Several types of cannabis have anti-inflammatory properties that could be very effective in treating COVID-19 patients.

An employee inspects the leaf of a cannabis plant at a medical marijuana plantation in northern Israel. (photo credit: NIR ELIAS / REUTERS)
An employee inspects the leaf of a cannabis plant at a medical marijuana plantation in northern Israel.
(photo credit: NIR ELIAS / REUTERS)
Rambam Heath Care Campus in Haifa has scheduled clinical trials to see if cannabis could be helpful in treating severely ill coronavirus patients.
Led by Dr. Igal Louria-Hayon, director of Rambam's Center for Cannabis Research, the trials are set to begin in the next few months, and are the first of its kind in Israel.
“For the first time in Israel, a laboratory experiment has been undertaken to explore the effect of various types of cannabinoids on the white blood cells of COVID-19 patients,” Louria-Hayon said in a statement.
According to data gleaned from preliminary research, several types of cannabis have anti-inflammatory properties that could be very effective in treating COVID-19 patients. According to existing information, one of the major causes of death in COVID-19 patients is the "cytokine storm," an immune system response that may result in an out-of-control inflammatory response that worsens the illness and can be fatal.
However, since the body naturally produces and utilizes substances of similar structure to the active components of cannabis, it is theorized that cannabis may actually provoke a similar response from the body.
“Cannabis has known anti-inflammatory properties, and we have been conducting advanced research on the use of cannabis to treat other diseases with widespread inflammatory responses. At the outbreak of the COVID-19 epidemic, we directed our efforts and experience to join the world-wide battle against this epidemic,” Louria-Hayon said.
The center's researchers have so far narrowed down around 15 specific cannabis strains could prevent the intense inflammation found in COVID-19 patients.
“We detected signs that cannabinoids contribute to the sophisticated fabric network of intercellular communications,” Louria-Hayon explained.
“Intercellular communication based on cannabis-like substances also exist in the immune system,” he said. “If we understand how cannabinoid components are used in intercellular communication, we can help influence this communication in the event of a disease, to disrupt it or empower the communication to convey desired messages.”

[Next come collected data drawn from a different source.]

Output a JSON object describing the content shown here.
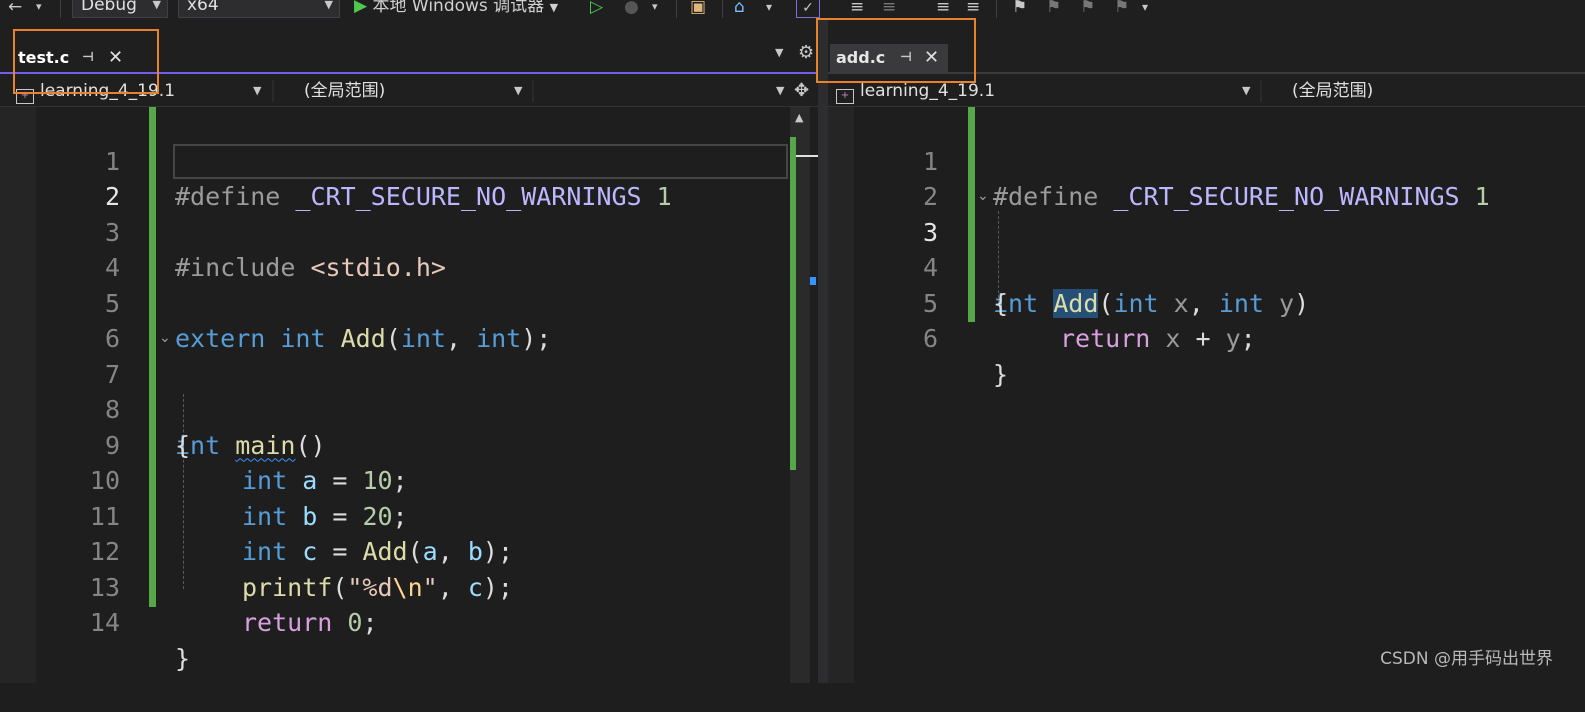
{
  "toolbar": {
    "config": "Debug",
    "platform": "x64",
    "run_label": "本地 Windows 调试器"
  },
  "left_pane": {
    "tab_name": "test.c",
    "project": "learning_4_19.1",
    "scope": "(全局范围)",
    "lines": [
      {
        "n": "1"
      },
      {
        "n": "2"
      },
      {
        "n": "3"
      },
      {
        "n": "4"
      },
      {
        "n": "5"
      },
      {
        "n": "6"
      },
      {
        "n": "7"
      },
      {
        "n": "8"
      },
      {
        "n": "9"
      },
      {
        "n": "10"
      },
      {
        "n": "11"
      },
      {
        "n": "12"
      },
      {
        "n": "13"
      },
      {
        "n": "14"
      }
    ],
    "code": {
      "l1_directive": "#define",
      "l1_macro": "_CRT_SECURE_NO_WARNINGS",
      "l1_value": "1",
      "l3_directive": "#include",
      "l3_header": "<stdio.h>",
      "l5_extern": "extern",
      "l5_int1": "int",
      "l5_fn": "Add",
      "l5_p1": "(",
      "l5_int2": "int",
      "l5_comma": ", ",
      "l5_int3": "int",
      "l5_end": ");",
      "l7_int": "int",
      "l7_fn": "main",
      "l7_parens": "()",
      "l8_brace": "{",
      "l9_int": "int",
      "l9_var": "a",
      "l9_eq": " = ",
      "l9_num": "10",
      "l9_semi": ";",
      "l10_int": "int",
      "l10_var": "b",
      "l10_eq": " = ",
      "l10_num": "20",
      "l10_semi": ";",
      "l11_int": "int",
      "l11_var": "c",
      "l11_eq": " = ",
      "l11_fn": "Add",
      "l11_p": "(",
      "l11_a": "a",
      "l11_comma": ", ",
      "l11_b": "b",
      "l11_end": ");",
      "l12_fn": "printf",
      "l12_p": "(",
      "l12_str1": "\"%d",
      "l12_esc": "\\n",
      "l12_str2": "\"",
      "l12_comma": ", ",
      "l12_c": "c",
      "l12_end": ");",
      "l13_return": "return",
      "l13_num": "0",
      "l13_semi": ";",
      "l14_brace": "}"
    }
  },
  "right_pane": {
    "tab_name": "add.c",
    "project": "learning_4_19.1",
    "scope": "(全局范围)",
    "lines": [
      {
        "n": "1"
      },
      {
        "n": "2"
      },
      {
        "n": "3"
      },
      {
        "n": "4"
      },
      {
        "n": "5"
      },
      {
        "n": "6"
      }
    ],
    "code": {
      "l1_directive": "#define",
      "l1_macro": "_CRT_SECURE_NO_WARNINGS",
      "l1_value": "1",
      "l3_int1": "int",
      "l3_fn": "Add",
      "l3_p": "(",
      "l3_int2": "int",
      "l3_x": "x",
      "l3_comma": ", ",
      "l3_int3": "int",
      "l3_y": "y",
      "l3_end": ")",
      "l4_brace": "{",
      "l5_return": "return",
      "l5_x": "x",
      "l5_plus": " + ",
      "l5_y": "y",
      "l5_semi": ";",
      "l6_brace": "}"
    }
  },
  "watermark": "CSDN @用手码出世界",
  "colors": {
    "highlight_box": "#e8822b",
    "change_bar": "#57a64a",
    "keyword": "#569cd6",
    "function": "#dcdcaa",
    "macro": "#beb7ff"
  }
}
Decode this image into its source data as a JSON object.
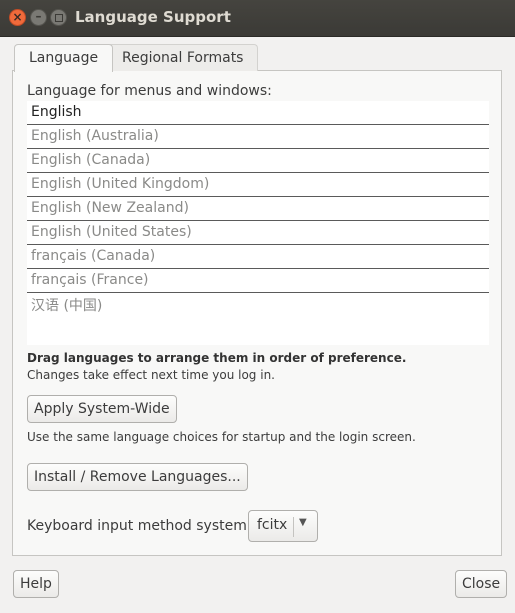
{
  "window": {
    "title": "Language Support",
    "close_glyph": "×",
    "minimize_glyph": "–"
  },
  "tabs": [
    {
      "label": "Language",
      "active": true
    },
    {
      "label": "Regional Formats",
      "active": false
    }
  ],
  "language_section": {
    "heading": "Language for menus and windows:",
    "languages": [
      "English",
      "English (Australia)",
      "English (Canada)",
      "English (United Kingdom)",
      "English (New Zealand)",
      "English (United States)",
      "français (Canada)",
      "français (France)",
      "汉语 (中国)"
    ],
    "drag_hint": "Drag languages to arrange them in order of preference.",
    "effect_note": "Changes take effect next time you log in.",
    "apply_button": "Apply System-Wide",
    "apply_note": "Use the same language choices for startup and the login screen.",
    "install_button": "Install / Remove Languages...",
    "input_method_label": "Keyboard input method system:",
    "input_method_value": "fcitx",
    "dropdown_icon": "chevron-down-icon"
  },
  "footer": {
    "help_button": "Help",
    "close_button": "Close"
  },
  "colors": {
    "titlebar": "#3c3b37",
    "close_button": "#f06a3b",
    "window_bg": "#f2f1f0"
  }
}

He added: “We hope that by decoding the cannabinoid activity mechanism during inflammatory storms, we can treat COVID-19 patients where conventional drugs have failed.

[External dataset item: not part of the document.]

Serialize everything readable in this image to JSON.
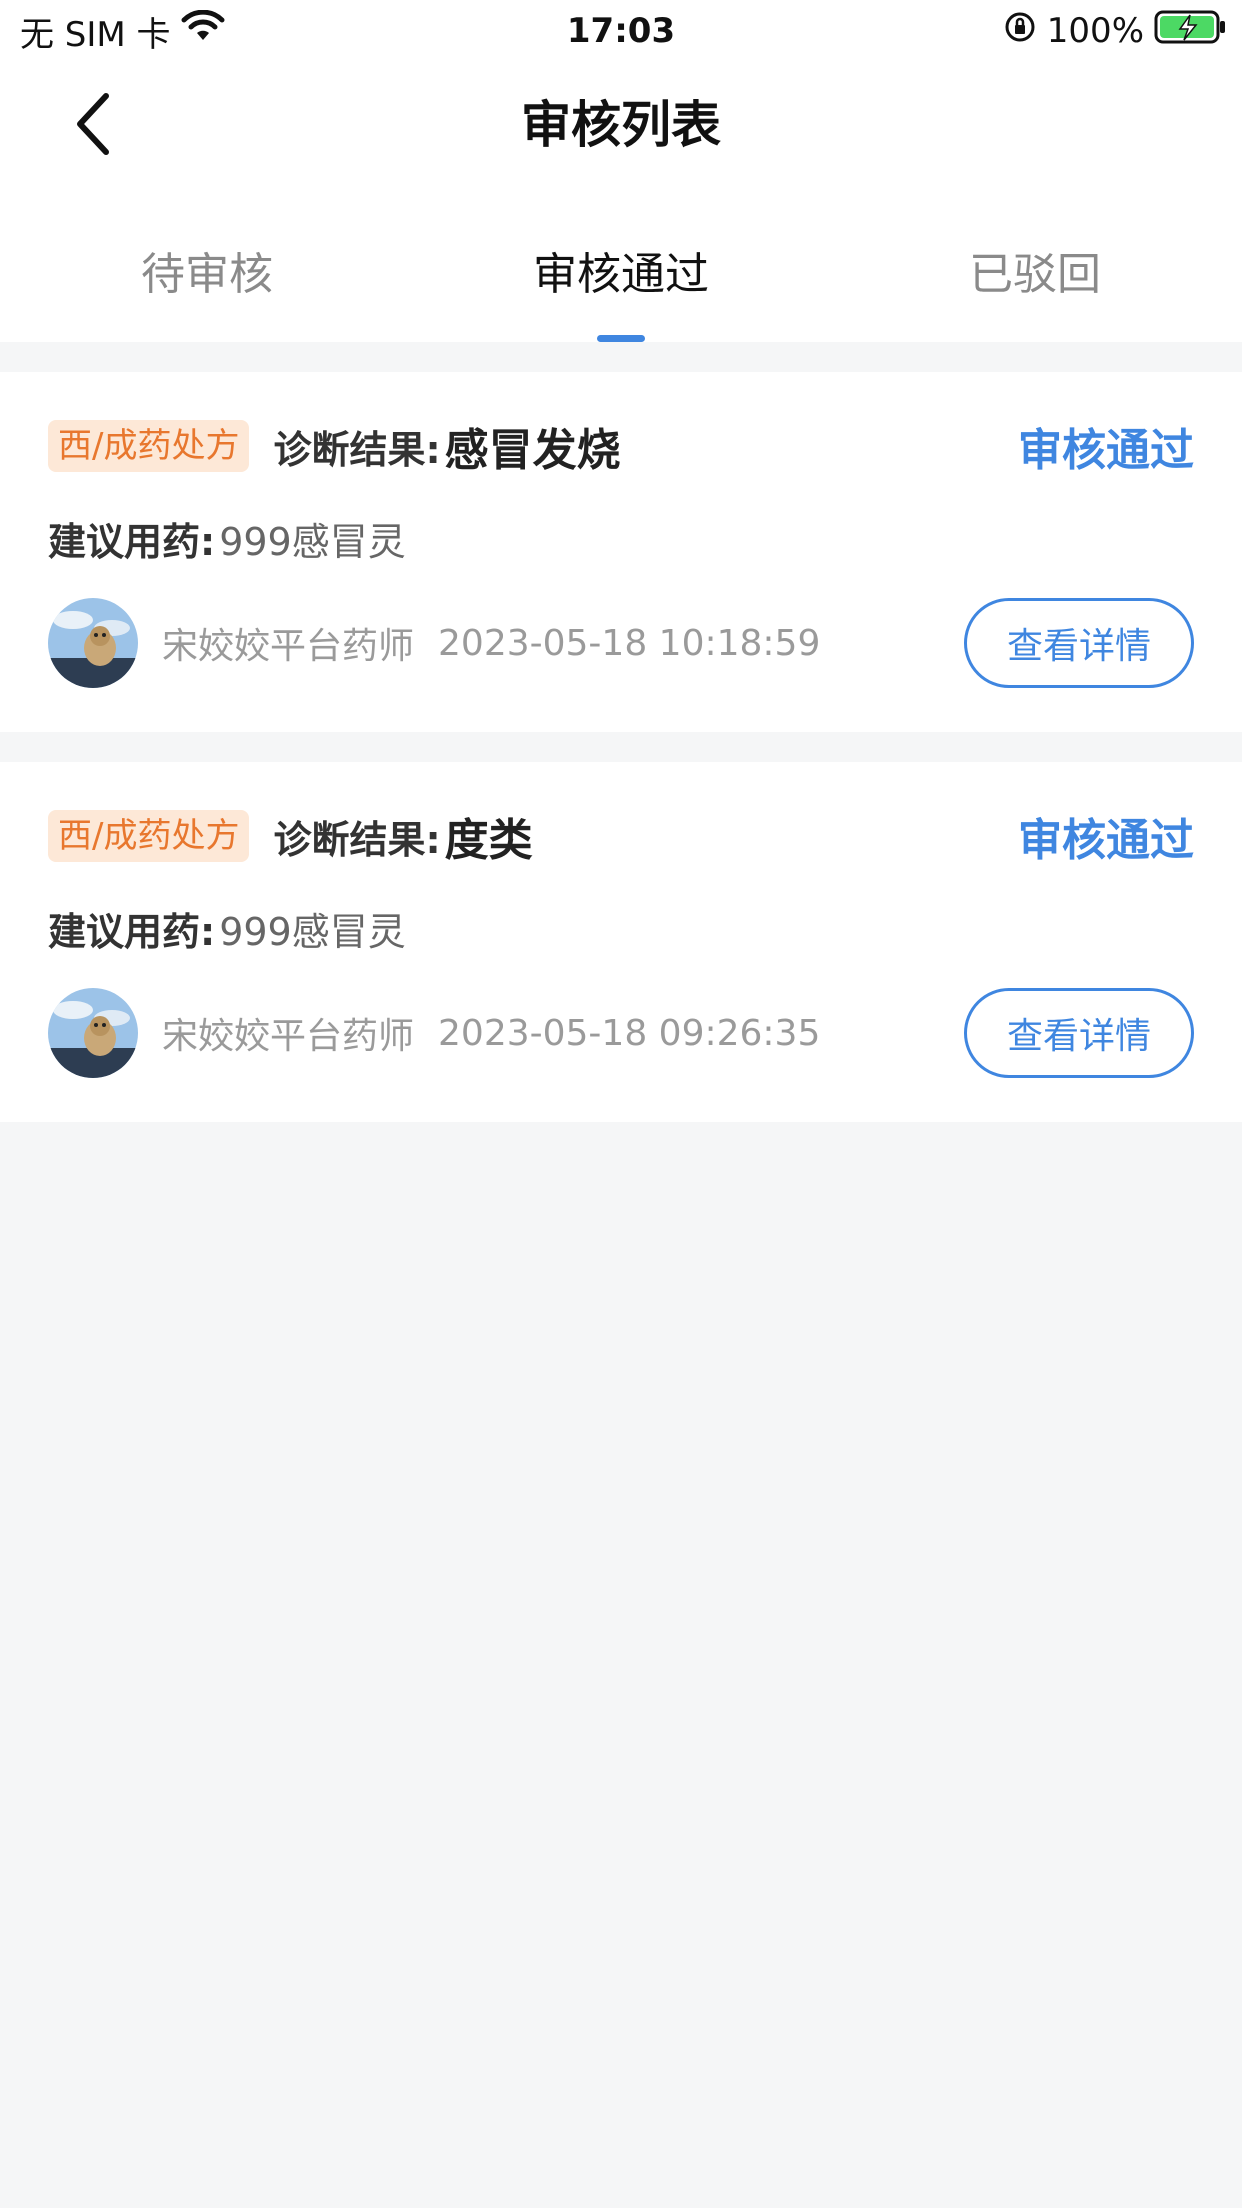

“The uniqueness of our cannabis treatments is based on our understanding of the mechanisms of cannabinoids activity and scientific findings.”
In order to properly understand cannabis's effects on COVID-19, researchers are drawing on samples from COVID-19 patients, which was accessed through Rambam's Biobank database.
“We saw the establishment of a Biobank pool for COVID-19 research as essential to securing rapid answers and accelerating critically needed research,” Rambam Medical Research Institute director Dr. Shlomit Yehudai-Reshef explained.
“Blood samples are the most accessible resource for continuous sampling—to understand biological processes during the disease and to develop vaccines and drugs.”
“At Rambam, dozens of COVID-19 patients have been hospitalized in recent weeks, from whom blood samples were collected for clinical and research purposes,” she added, explaining that “despite the complexity and high risk, we found a safe way to separate the white blood cells, including the immune cells from verified patients.”